Building a Vocabulary Highlighting App
In this blog post, I am excited to share about my recent web app: VocabAssist. The app eases the pain for ESL students like me to look up each unfamiliar English words in an article. Once you specify the English text and your level in CEFR framework, difficult vocabulary will be auto highlighted with their meanings.
Below is the snippet of my app, of which the text was imported from the exerpt I provided.
In case you can’t wait to dive into the app yourself, the spoiler is here: www.vocabassist.com
Otherwise, I will go over the tech stack I used for this project.
Nuxt.js + Vue.js + Element UI
Check out this post if you are interested in learning SEO for SPA.
Finally, Element UI provides various components from buttons to dropdowns, with custom styling, and are ready to use in Vue.js.
Flask + WSGI server + NGINX
As I write my backend logic using Python, I chose Flask to be the web framework. It has the advantage of being flexible, which allows developers to use different extensions of choice for an ORM, authentication and authorization, etc. Like most web frameworks, core Flask comes with URL routing, views, and error handling, things that sufficient for the need of my app.
However, Flask is not suitable for directly handling requests in production. By default, it does not respond to more than one user at the same time. And while it can serve static files such as images and CSS, it will be slower than servers dedicated to production.
NGINX is a free, open-source, high-performance HTTP server that can act as a reverse proxy and serve static content. It can determine whether a client has requested a static file or some dynamic content based on the URL.
There needs to be a middle man to communicate between NGINX and Flask, that is, an application server. I used WSGI server provided by gevent to wrap my Flask app and send the HTTP response back to NGINX.
EC2 + DynamoDB
AWS offers a 12-month free tier for its services, including EC2 (cloud computing), S3 (data storage), and DynamoDB (webscale NoSQL). It is cheap enough to run my app on EC2 and store the user input in DynamoDB for later processing.
DynamoDB is almost schema-less, and all you have to define beforehand is the attributes that function as keys.

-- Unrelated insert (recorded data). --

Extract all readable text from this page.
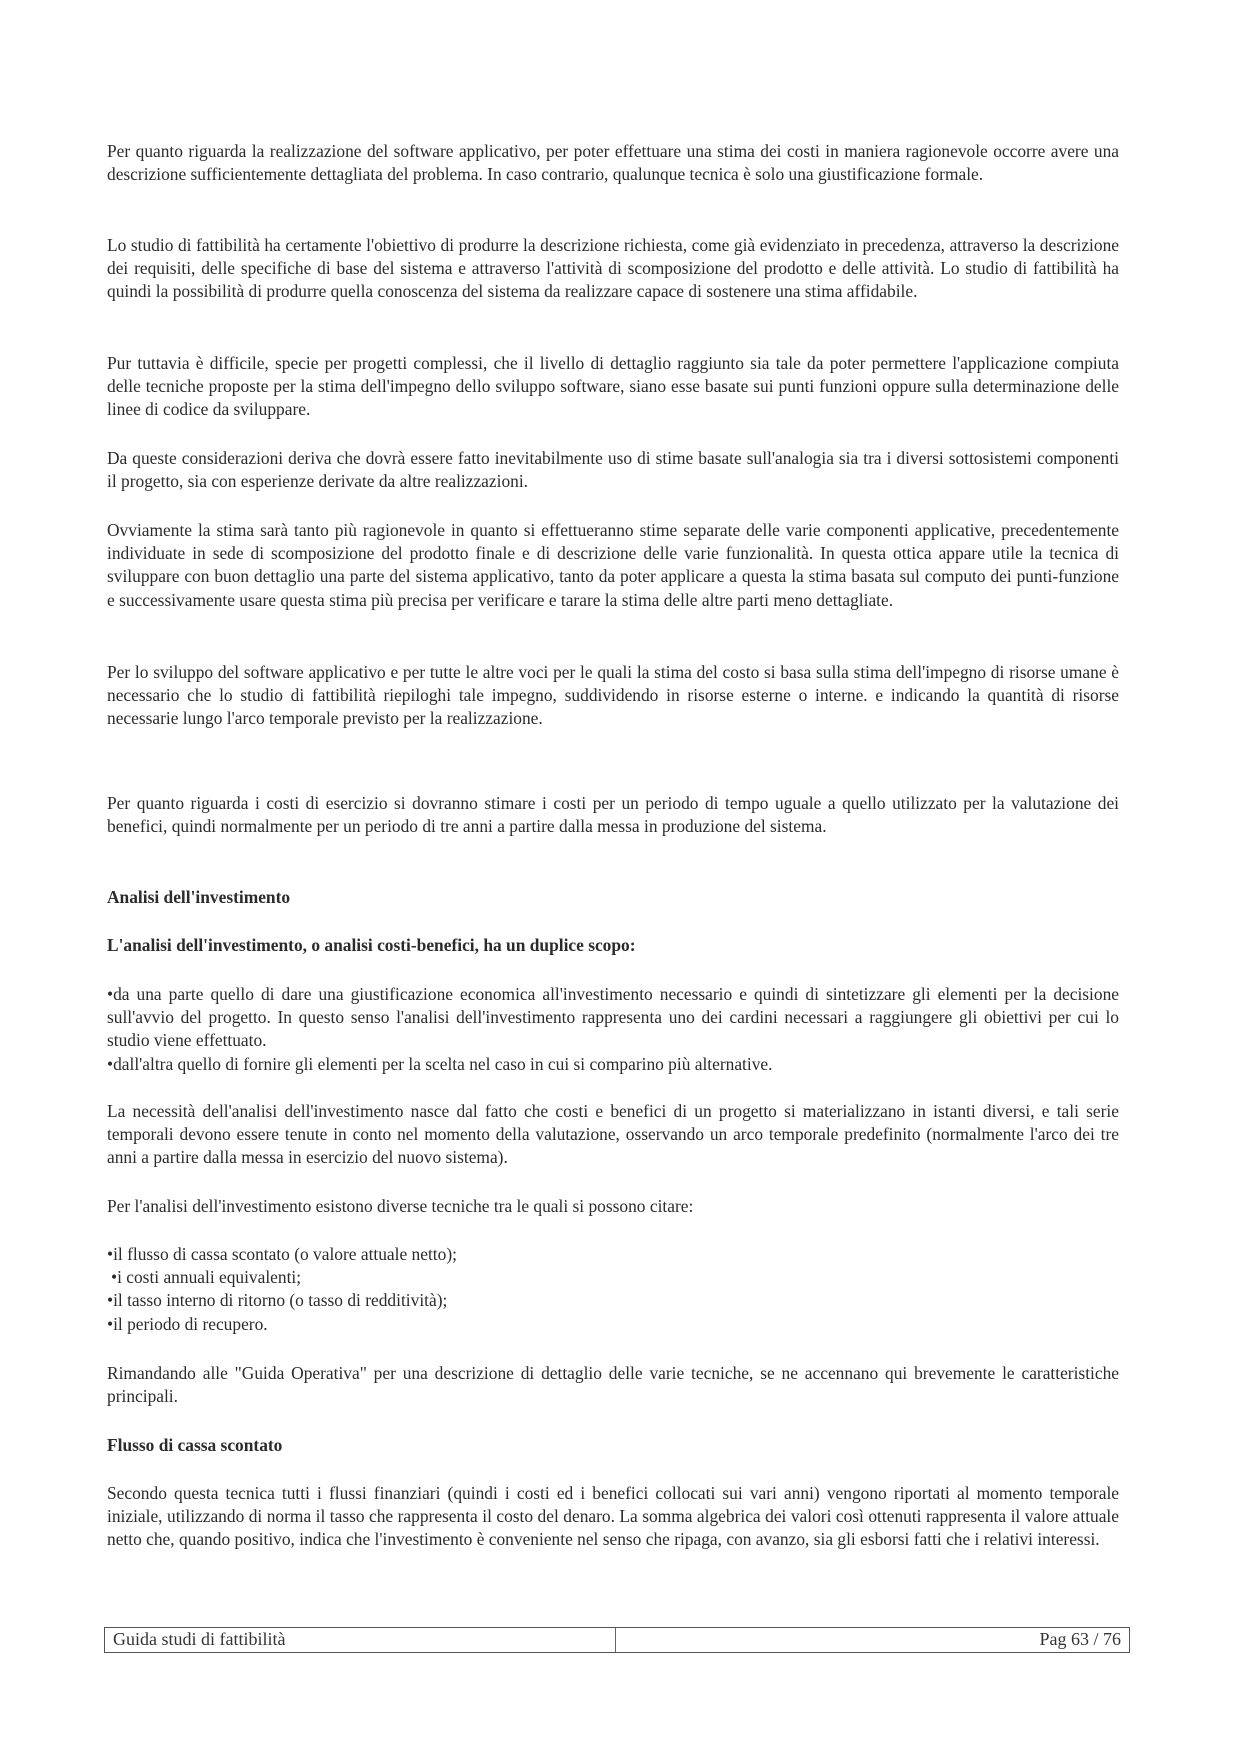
Per quanto riguarda la realizzazione del software applicativo, per poter effettuare una stima dei costi in maniera ragionevole occorre avere una descrizione sufficientemente dettagliata del problema. In caso contrario, qualunque tecnica è solo una giustificazione formale.

Lo studio di fattibilità ha certamente l'obiettivo di produrre la descrizione richiesta, come già evidenziato in precedenza, attraverso la descrizione dei requisiti, delle specifiche di base del sistema e attraverso l'attività di scomposizione del prodotto e delle attività. Lo studio di fattibilità ha quindi la possibilità di produrre quella conoscenza del sistema da realizzare capace di sostenere una stima affidabile.

Pur tuttavia è difficile, specie per progetti complessi, che il livello di dettaglio raggiunto sia tale da poter permettere l'applicazione compiuta delle tecniche proposte per la stima dell'impegno dello sviluppo software, siano esse basate sui punti funzioni oppure sulla determinazione delle linee di codice da sviluppare.

Da queste considerazioni deriva che dovrà essere fatto inevitabilmente uso di stime basate sull'analogia sia tra i diversi sottosistemi componenti il progetto, sia con esperienze derivate da altre realizzazioni.

Ovviamente la stima sarà tanto più ragionevole in quanto si effettueranno stime separate delle varie componenti applicative, precedentemente individuate in sede di scomposizione del prodotto finale e di descrizione delle varie funzionalità. In questa ottica appare utile la tecnica di sviluppare con buon dettaglio una parte del sistema applicativo, tanto da poter applicare a questa la stima basata sul computo dei punti-funzione e successivamente usare questa stima più precisa per verificare e tarare la stima delle altre parti meno dettagliate.

Per lo sviluppo del software applicativo e per tutte le altre voci per le quali la stima del costo si basa sulla stima dell'impegno di risorse umane è necessario che lo studio di fattibilità riepiloghi tale impegno, suddividendo in risorse esterne o interne. e indicando la quantità di risorse necessarie lungo l'arco temporale previsto per la realizzazione.

Per quanto riguarda i costi di esercizio si dovranno stimare i costi per un periodo di tempo uguale a quello utilizzato per la valutazione dei benefici, quindi normalmente per un periodo di tre anni a partire dalla messa in produzione del sistema.

Analisi dell'investimento

L'analisi dell'investimento, o analisi costi-benefici, ha un duplice scopo:

•da una parte quello di dare una giustificazione economica all'investimento necessario e quindi di sintetizzare gli elementi per la decisione sull'avvio del progetto. In questo senso l'analisi dell'investimento rappresenta uno dei cardini necessari a raggiungere gli obiettivi per cui lo studio viene effettuato.
•dall'altra quello di fornire gli elementi per la scelta nel caso in cui si comparino più alternative.

La necessità dell'analisi dell'investimento nasce dal fatto che costi e benefici di un progetto si materializzano in istanti diversi, e tali serie temporali devono essere tenute in conto nel momento della valutazione, osservando un arco temporale predefinito (normalmente l'arco dei tre anni a partire dalla messa in esercizio del nuovo sistema).

Per l'analisi dell'investimento esistono diverse tecniche tra le quali si possono citare:

•il flusso di cassa scontato (o valore attuale netto);
•i costi annuali equivalenti;
•il tasso interno di ritorno (o tasso di redditività);
•il periodo di recupero.

Rimandando alle "Guida Operativa" per una descrizione di dettaglio delle varie tecniche, se ne accennano qui brevemente le caratteristiche principali.

Flusso di cassa scontato

Secondo questa tecnica tutti i flussi finanziari (quindi i costi ed i benefici collocati sui vari anni) vengono riportati al momento temporale iniziale, utilizzando di norma il tasso che rappresenta il costo del denaro. La somma algebrica dei valori così ottenuti rappresenta il valore attuale netto che, quando positivo, indica che l'investimento è conveniente nel senso che ripaga, con avanzo, sia gli esborsi fatti che i relativi interessi.

Guida studi di fattibilità	Pag 63 / 76
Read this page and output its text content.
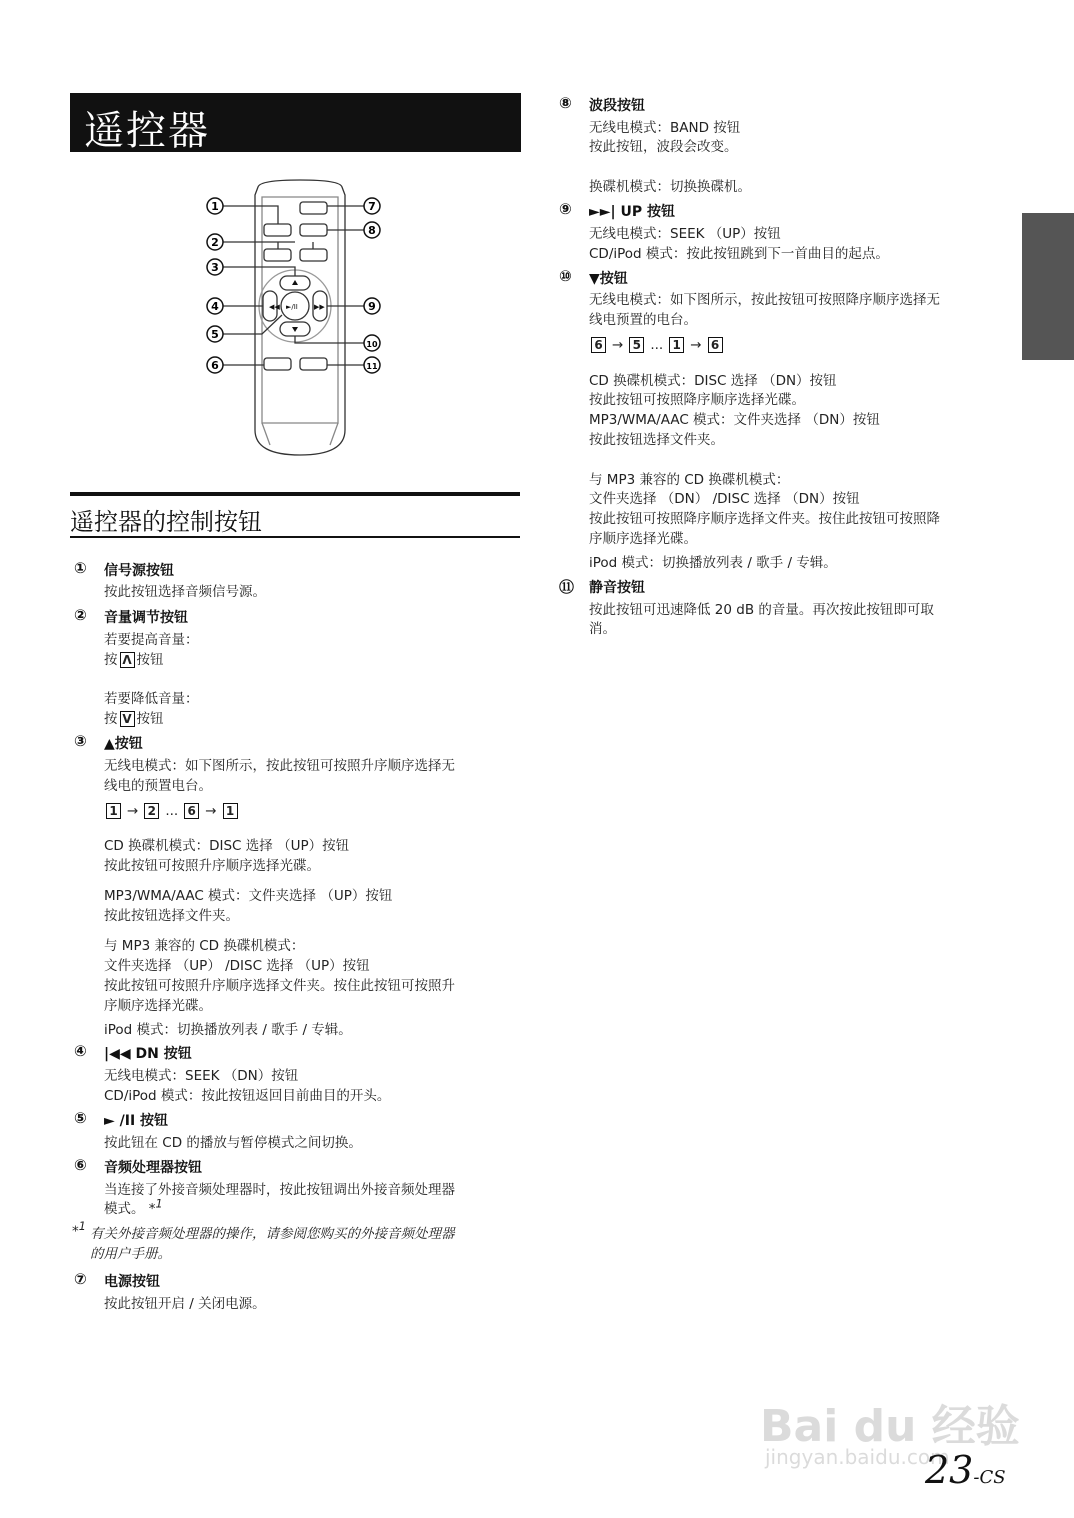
遥控器
◀◀	▶▶
►/II
1
2
3
4
5
6
7
8
9
10
11
遥控器的控制按钮
① 信号源按钮
按此按钮选择音频信号源。
② 音量调节按钮
若要提高音量：
按 Λ 按钮
若要降低音量：
按 V 按钮
③ ▲按钮
无线电模式：如下图所示，按此按钮可按照升序顺序选择无
线电的预置电台。
1 → 2 ... 6 → 1
CD 换碟机模式：DISC 选择 （UP）按钮
按此按钮可按照升序顺序选择光碟。
MP3/WMA/AAC 模式：文件夹选择 （UP）按钮
按此按钮选择文件夹。
与 MP3 兼容的 CD 换碟机模式：
文件夹选择 （UP） /DISC 选择 （UP）按钮
按此按钮可按照升序顺序选择文件夹。按住此按钮可按照升
序顺序选择光碟。
iPod 模式：切换播放列表 / 歌手 / 专辑。
④ |◀◀ DN 按钮
无线电模式：SEEK （DN）按钮
CD/iPod 模式：按此按钮返回目前曲目的开头。
⑤ ► /II 按钮
按此钮在 CD 的播放与暂停模式之间切换。
⑥ 音频处理器按钮
当连接了外接音频处理器时，按此按钮调出外接音频处理器
模式。 *$^1$
⑦ 电源按钮
按此按钮开启 / 关闭电源。
⑧ 波段按钮
无线电模式：BAND 按钮
按此按钮，波段会改变。
换碟机模式：切换换碟机。
⑨ ►►| UP 按钮
无线电模式：SEEK （UP）按钮
CD/iPod 模式：按此按钮跳到下一首曲目的起点。
⑩ ▼按钮
无线电模式：如下图所示，按此按钮可按照降序顺序选择无
线电预置的电台。
6 → 5 ... 1 → 6
CD 换碟机模式：DISC 选择 （DN）按钮
按此按钮可按照降序顺序选择光碟。
MP3/WMA/AAC 模式：文件夹选择 （DN）按钮
按此按钮选择文件夹。
与 MP3 兼容的 CD 换碟机模式：
文件夹选择 （DN） /DISC 选择 （DN）按钮
按此按钮可按照降序顺序选择文件夹。按住此按钮可按照降
序顺序选择光碟。
iPod 模式：切换播放列表 / 歌手 / 专辑。
⑪ 静音按钮
按此按钮可迅速降低 20 dB 的音量。再次按此按钮即可取
消。
*$^1$ 有关外接音频处理器的操作，请参阅您购买的外接音频处理器
的用户手册。
Bai du 经验
jingyan.baidu.com
23-CS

After some planning, I decided to store user IP as the partition key and the date as the range key. Hopefully, this can make data query a breeze.
NLP baseline + StarDict
So far, I have talked about the software aspect of this project. But how does my app knows what words in a paragraph are at the B2 level (intermediate) ?
The way I implemented this, as a starting point, is to extract A1 to C2 level wordlists from here. Then I did an 80-20 split among them, using the training data to build a linear regression classifier. The only feature I used is lexical frequency. It outperforms many other features combined, such as orthographic features (the number of unique letters in a word, the kinds of phenomes, etc.), according to many papers that tackle a similar problem.
As for the dictionary, I found one of the many dictionary files from StarDict, an open-source project that allows for quick lookup definitions in a GUI interface.
I hope you enjoyed this article and can use my app to rocket up your English vocabulary. In the meantime, I am trying to develop an OCR tool to detect highlighters from books or newspapers.
I am looking forward to it, so yeah, stay virtually connected!